Programmers are obsolete. AI is coming for them.

September 26, 2019
On Thursday, 26 September 2019 at 13:42:47 UTC, Chris wrote:


> (Python on the other hand doesn't need a convincing story, it's used for throw-away scripts and it gives millions of people the feeling that they are "programmers".) What D needs is focus and consistency. Simple as.

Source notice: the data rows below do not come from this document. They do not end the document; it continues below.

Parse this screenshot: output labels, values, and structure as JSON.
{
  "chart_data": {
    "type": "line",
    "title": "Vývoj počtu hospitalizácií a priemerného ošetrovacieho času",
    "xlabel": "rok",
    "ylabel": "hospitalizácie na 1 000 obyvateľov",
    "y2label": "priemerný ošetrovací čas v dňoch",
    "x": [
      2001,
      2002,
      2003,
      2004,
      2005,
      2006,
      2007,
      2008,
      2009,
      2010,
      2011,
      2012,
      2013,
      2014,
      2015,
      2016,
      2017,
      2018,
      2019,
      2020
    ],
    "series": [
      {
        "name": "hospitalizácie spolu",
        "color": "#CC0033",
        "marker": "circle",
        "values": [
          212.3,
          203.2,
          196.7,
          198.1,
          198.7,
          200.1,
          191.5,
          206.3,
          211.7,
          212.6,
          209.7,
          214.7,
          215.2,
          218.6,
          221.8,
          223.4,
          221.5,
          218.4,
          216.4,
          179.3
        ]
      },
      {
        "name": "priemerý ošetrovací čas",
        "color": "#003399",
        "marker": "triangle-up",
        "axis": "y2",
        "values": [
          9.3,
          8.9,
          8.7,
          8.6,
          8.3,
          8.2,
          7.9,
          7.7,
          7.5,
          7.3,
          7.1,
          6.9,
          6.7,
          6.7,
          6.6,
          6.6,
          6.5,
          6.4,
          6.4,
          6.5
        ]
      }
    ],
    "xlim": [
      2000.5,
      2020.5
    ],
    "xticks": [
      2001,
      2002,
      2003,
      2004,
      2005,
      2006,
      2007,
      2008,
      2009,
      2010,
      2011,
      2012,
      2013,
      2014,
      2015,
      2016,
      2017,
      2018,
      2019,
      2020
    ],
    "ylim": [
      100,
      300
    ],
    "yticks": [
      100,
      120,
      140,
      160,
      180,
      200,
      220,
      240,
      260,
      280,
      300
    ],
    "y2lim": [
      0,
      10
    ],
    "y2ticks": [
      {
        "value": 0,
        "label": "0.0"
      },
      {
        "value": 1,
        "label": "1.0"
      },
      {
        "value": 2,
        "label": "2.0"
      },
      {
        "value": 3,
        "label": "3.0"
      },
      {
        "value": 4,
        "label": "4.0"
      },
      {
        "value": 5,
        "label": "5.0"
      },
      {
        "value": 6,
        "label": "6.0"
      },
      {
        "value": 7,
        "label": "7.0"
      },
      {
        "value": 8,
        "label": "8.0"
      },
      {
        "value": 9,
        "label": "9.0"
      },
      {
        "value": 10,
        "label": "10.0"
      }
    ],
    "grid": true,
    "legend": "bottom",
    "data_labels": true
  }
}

Python is also used for a lot of "real" programming tasks these days. D is perfectly suited for scripts of 200 lines. Moderate-sized programs typically start as small scripts and grow over time. You don't have to convince anyone to switch languages if they start out with D. Neither Walter or Andrei has a scripting background, rather they are from the large-scale enterprise software world, and that led to the current emphasis on that segment. There's no reason the community can't pick up the ball and carry it into other arenas.
September 27, 2019
On Thursday, 26 September 2019 at 16:04:18 UTC, bachmeier wrote:
> On Thursday, 26 September 2019 at 13:42:47 UTC, Chris wrote:
>
>
>> (Python on the other hand doesn't need a convincing story, it's used for throw-away scripts and it gives millions of people the feeling that they are "programmers".) What D needs is focus and consistency. Simple as.
>
> Python is also used for a lot of "real" programming tasks these days. D is perfectly suited for scripts of 200 lines. Moderate-sized programs typically start as small scripts and grow over time. You don't have to convince anyone to switch languages if they start out with D. Neither Walter or Andrei has a scripting background, rather they are from the large-scale enterprise software world, and that led to the current emphasis on that segment. There's no reason the community can't pick up the ball and carry it into other arenas.

Just to add to this, IMO D is far better than Python for scripting type tasks. At work, I write all my scripts in D unless it's prohibitively difficult to do so.